Sono pace e lavoro le preoccupazione principali di Benedetto XVI. Questa mattina, incontrando il corpo diplomatico accreditato presso la Santa Sede, nella suggestiva aula Regia, in Vaticano, il Papa si è a lungo soffermato su «quella Regione privilegiata nel disegno di Dio, che è il Medio Oriente».
«Penso anzitutto alla Siria», ha detto Ratzinger, «dilaniata da continui massacri e teatro d’immani sofferenze fra la popolazione civile. Rinnovo il mio appello affinché le armi siano deposte e quanto prima prevalga un dialogo costruttivo per porre fine a un conflitto che, se perdura, non vedrà vincitori, ma solo sconfitti, lasciando dietro di sé soltanto una distesa di rovine».
E, ricordando il titolo del suo annuale Messaggio per la Giornata mondiale della pace Beati gli operatori di pace, ha chiesto agli ambasciatori «di continuare a sensibilizzare le vostre Autorità, affinché siano forniti con urgenza gli aiuti indispensabili per far fronte alla grave situazione umanitaria. Guardo poi con viva attenzione alla Terra Santa.

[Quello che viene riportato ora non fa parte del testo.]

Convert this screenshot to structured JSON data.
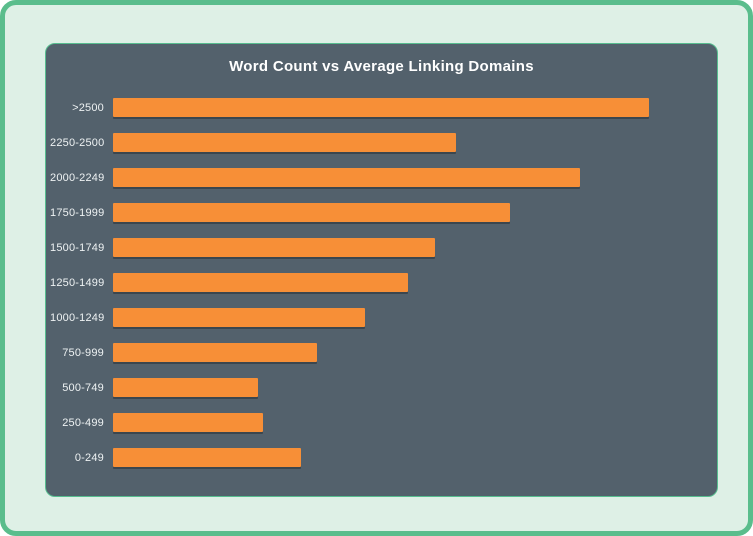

In seguito al riconoscimento della Palestina quale Stato osservatore non membro delle Nazioni unite, rinnovo l’auspicio che, con il sostegno della comunità internazionale, israeliani e palestinesi s’impegnino per una pacifica convivenza nell’ambito di due Stati sovrani, dove il rispetto della giustizia e delle legittime aspirazioni dei due Popoli sia tutelato e garantito. Gerusalemme, diventa ciò che il tuo nome significa! Città della pace e non della divisione; profezia del Regno di Dio e non messaggio d’instabilità e di contrapposizione».
Benedetto XVI si è detto anche molto preoccupato per la situazione dell’Africa sub-sahariana «dove rimangono aperte le ferite delle guerre e pesano gravi conseguenze umanitarie». La Regione del Corno d’Africa, la situazione della Repubblica democratica del Congo, gli attentati in Nigeria «che mietono vittime, soprattutto tra i fedeli cristiani riuniti in preghiera, quasi che l’odio volesse trasformare dei templi di preghiera e di pace in altrettanti centri di paura e di divisione», il Mali, la Repubblica centrafricana devono avviarsi verso la stabilità e la pace.

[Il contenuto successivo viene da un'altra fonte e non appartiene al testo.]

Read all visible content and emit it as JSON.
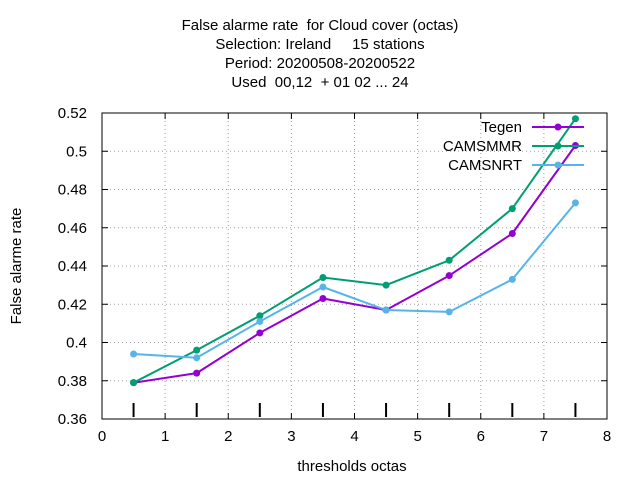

Ma il Pontefice non ha parlato solo di conflitti e guerre. Al centro del suo discorso anche il lavoro. La crisi economica, ha spiegato il Papa «si è sviluppata perché troppo spesso è stato assolutizzato il profitto, a scapito del lavoro, e ci si è avventurati senza freni sulle strade dell’economia finanziaria, piuttosto che di quella reale. Occorre dunque recuperare il senso del lavoro e di un profitto a esso proporzionato. A tal fine, giova educare a resistere alle tentazioni degli interessi particolari e a breve termine, per orientarsi piuttosto in direzione del bene comune».
E mentre ha esortato i Paesi a lavorare insieme – «da soli alcuni Paesi andranno forse più veloci, ma, insieme, tutti andranno certamente più lontano» – ha ricordato che «se preoccupa l’indice differenziale tra i tassi finanziari, dovrebbero destare sgomento le crescenti differenze fra pochi, sempre più ricchi, e molti, irrimediabilmente più poveri. Si tratta, insomma, di non rassegnarsi allo "spread del benessere sociale", mentre si combatte quello della finanza».